Gates to students: We need your ideas

Bill Gates told students at Howard University that Microsoft needs their ideas for the future of the computer.

Microsoft needs students interested in computer science to program the IT innovations of tomorrow, including Tablet PCs that users can write on with a pen and wireless camera phones that interpret foreign street signs, Bill Gates said Friday.

"It's key for young people coming into the field to come in with an open mind," said Gates, Microsoft's chairman and chief software architect, speaking at Howard University, a historically African-American university in Washington, D.C. "It's really your generation, and many of you specifically, who will have a chance to drive this forward."

Gates told the crowd of more than 600 people that, in the 30 years of Microsoft's existence, computers have advanced at a pace unlike that of any other product. Within a couple of years, the memory in computers will have increased by a million times since Gates and company sold their first 4 kilobyte-memory machine in the late 1970s. Storage and network speeds have also increased by a factor of a million times in three decades, he said.

"We simply don't have that kind of improvement anywhere else in the world," said Gates, in the midst of a three-day college tour across the U.S. and Canada.

Gates used part of his speech to demonstrate Microsoft technology, including the upcoming Xbox 360, due to be released later this year. To oohs and ahhs from the crowd, he showed how Xbox 360 users will be able to hook up media playback devices and digital cameras.

He also demonstrated a combination camera/network device that can hook up to a wireless phone. Soon, travelers will be able to set down a wireless phones on a table in an airport lounge, connect it to the network device, and project their e-mail onto the tabletop instead of looking at the phone's tiny display, Gates said. The camera attached to the device will be able to read a business card and automatically enter the contact information into an address book on the wireless phone, he said.

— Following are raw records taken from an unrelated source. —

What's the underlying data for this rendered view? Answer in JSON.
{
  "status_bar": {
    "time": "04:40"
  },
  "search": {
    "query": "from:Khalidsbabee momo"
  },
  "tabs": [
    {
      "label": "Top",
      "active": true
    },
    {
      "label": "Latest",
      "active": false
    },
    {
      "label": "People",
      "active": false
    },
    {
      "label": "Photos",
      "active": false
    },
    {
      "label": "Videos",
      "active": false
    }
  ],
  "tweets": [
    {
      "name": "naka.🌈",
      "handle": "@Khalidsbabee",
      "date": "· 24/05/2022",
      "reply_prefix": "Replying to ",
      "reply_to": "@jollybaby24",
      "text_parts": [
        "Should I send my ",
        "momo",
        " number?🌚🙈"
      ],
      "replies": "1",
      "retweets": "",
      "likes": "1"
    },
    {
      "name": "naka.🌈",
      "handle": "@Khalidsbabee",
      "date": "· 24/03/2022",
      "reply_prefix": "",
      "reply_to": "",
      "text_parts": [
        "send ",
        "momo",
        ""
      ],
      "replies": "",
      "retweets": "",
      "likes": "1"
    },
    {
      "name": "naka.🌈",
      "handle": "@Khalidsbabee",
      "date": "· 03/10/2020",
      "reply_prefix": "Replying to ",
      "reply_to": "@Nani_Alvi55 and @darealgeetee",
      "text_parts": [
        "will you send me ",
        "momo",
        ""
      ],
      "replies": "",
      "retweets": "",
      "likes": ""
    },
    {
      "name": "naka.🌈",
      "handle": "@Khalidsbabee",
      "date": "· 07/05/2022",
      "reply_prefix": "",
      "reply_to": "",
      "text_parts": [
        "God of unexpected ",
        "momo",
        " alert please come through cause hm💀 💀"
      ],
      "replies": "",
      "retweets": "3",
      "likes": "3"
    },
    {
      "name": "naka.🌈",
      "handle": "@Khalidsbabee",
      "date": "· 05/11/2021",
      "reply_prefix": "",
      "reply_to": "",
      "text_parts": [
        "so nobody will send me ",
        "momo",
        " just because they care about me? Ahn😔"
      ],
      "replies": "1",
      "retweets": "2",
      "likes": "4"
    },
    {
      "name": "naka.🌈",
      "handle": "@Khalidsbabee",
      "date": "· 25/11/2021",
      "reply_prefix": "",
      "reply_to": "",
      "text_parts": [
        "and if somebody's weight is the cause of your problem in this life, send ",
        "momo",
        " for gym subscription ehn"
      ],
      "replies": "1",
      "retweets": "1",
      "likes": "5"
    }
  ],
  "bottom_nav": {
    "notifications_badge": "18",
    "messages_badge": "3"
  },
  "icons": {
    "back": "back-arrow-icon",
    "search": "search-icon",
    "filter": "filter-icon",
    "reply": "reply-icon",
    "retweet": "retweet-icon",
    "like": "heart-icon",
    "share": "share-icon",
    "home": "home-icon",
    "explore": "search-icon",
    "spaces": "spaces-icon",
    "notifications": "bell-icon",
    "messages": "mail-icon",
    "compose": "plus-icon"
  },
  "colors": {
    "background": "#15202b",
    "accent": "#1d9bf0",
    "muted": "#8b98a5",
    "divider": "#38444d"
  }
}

Gates also talked about wireless phones with cameras that could take pictures of signs in a foreign language and translate the sign for the user, or take a picture of a product in a store and tell the user where to get a better price. That last bit of functionality drew applause from the students.

In the future, there will be combination TV sets and personal computers with which users can stream programming, such as news, based on their personal preferences, Gates said. Even the TV advertisements will be personalized to the user's tastes, he said.

Gates and Microsoft cofounder Paul Allen had a dream for the functionality of PCs, and "we're more than halfway," Gates said. The Microsoft cofounders envisioned PCs that can be used anywhere, from the living room to the corporate board room, from tiny handheld devices to huge TV monitors, he said.

But Microsoft's dream won't be complete until there are 6 billion PCs -- one for every person on earth -- instead of the current 1 billion, he said.

To fulfill his dream, Gates needs the help of the Howard students, he said. "What is the limiting factor in making these scenarios come true?" he said. "It's simply the ingenuity of the software developers -- their brilliance, their energy in coming together and writing these software packages. At Microsoft, we need to recruit the best and the brightest."